Così amaramente commentava Massimo D'Azeglio.

Al Senato di Torino, il ministro della guerra Della Rovere, dichiarò che 80.000 uomini dell'ex armata napoletana, imprigionati in varie località della penisola, avevano rifiutato di servire sotto le bandiere piemontesi. Vi erano stati migliaia di profughi, centinaia i paesi saccheggiati, decine quelli distrutti. Dovunque erano diffuse la paura, l'odio e la sete di vendetta. L'economia agricola impoverita, quasi tutte le fabbriche erano state chiuse e il commercio si era inaridito in intere province. La fame e la miseria erano diventate un fatto comune tra la maggior parte della popolazione.

La lotta armata fra briganti meridionali e truppe dell'esercito regolare in cinque anni fece un'ecatombe di vittime assumendo le proporzioni di una guerra civile tra il 1861 e il 1863, poi la speciale "Legge Pica" del 15 agosto 1863, sottopose alla giurisdizione militare le zone di maggiore attività dei "briganti".
Fu proclamato lo stato d'assedio, con rastrellamenti di renitenti alla leva, di sospetti, di evasi e pregiudicati. La giustizia fu amministrata da un tribunale militare che puniva con al fucilazione chi si opponeva con la resistenza armata. Le rappresaglie furono atroci e sanguinose da entrambe le parti e spesso le masse furono coinvolte loro malgrado negli scontri pagando con la distruzione di interi villaggi e le fucilazioni senza processo di centinaia di contadini ritenuti a torto fiancheggiatori dei briganti; che, come abbiamo già letto, non erano solo contadini, ma anche operai come quelli delle industrie metallurgiche a Napoli, che si sollevarono dieci giorni prima dell'entrata in vigore della "legge Pica".
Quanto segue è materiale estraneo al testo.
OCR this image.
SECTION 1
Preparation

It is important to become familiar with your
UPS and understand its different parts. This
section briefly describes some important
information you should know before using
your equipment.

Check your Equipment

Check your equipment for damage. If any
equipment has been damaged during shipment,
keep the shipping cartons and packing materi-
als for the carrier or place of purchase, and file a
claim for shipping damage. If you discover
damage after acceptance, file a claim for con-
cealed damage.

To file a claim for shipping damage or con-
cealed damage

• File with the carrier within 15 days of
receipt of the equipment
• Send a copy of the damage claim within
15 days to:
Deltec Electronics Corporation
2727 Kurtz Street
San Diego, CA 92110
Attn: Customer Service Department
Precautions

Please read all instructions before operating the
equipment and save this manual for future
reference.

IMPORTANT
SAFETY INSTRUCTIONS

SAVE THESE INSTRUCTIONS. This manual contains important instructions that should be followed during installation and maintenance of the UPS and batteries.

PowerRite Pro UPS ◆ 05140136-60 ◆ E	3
Nel gennaio 1862 furono abolite le tariffe protezionistiche per effetto delle pressioni della borghesia agraria del Piemonte e della Lombardia. Queste disposizioni dettero il colpo di grazia alle industrie dell'ex Reame provocando il definitivo fallimento degli opifici tessili di Sora, di Napoli, di Otranto, di Taranto, di Gallipoli e del famosissimo complesso di S. Leucio, i cui telai furono portati qualche anno dopo a Valdagno, dove fu creata la prima fabbrica tessile nel Veneto. Furono smantellate, tra le altre attività minori, le cartiere di Sulmona e le ferriere di Mongiana, i cui macchinari furono trasferiti in Lombardia. Furono costrette a chiudere anche le fabbriche per la produzione del lino e della canapa di Catania. La disoccupazione diventò un fenomeno di massa e incominciarono le prime emigrazioni verso l'estero, l'inizio di una vera e propria diaspora. Con gli emigranti incominciarono a scomparire dalle già devastate Terre Napoletane e Siciliane le forze umane più intraprendenti.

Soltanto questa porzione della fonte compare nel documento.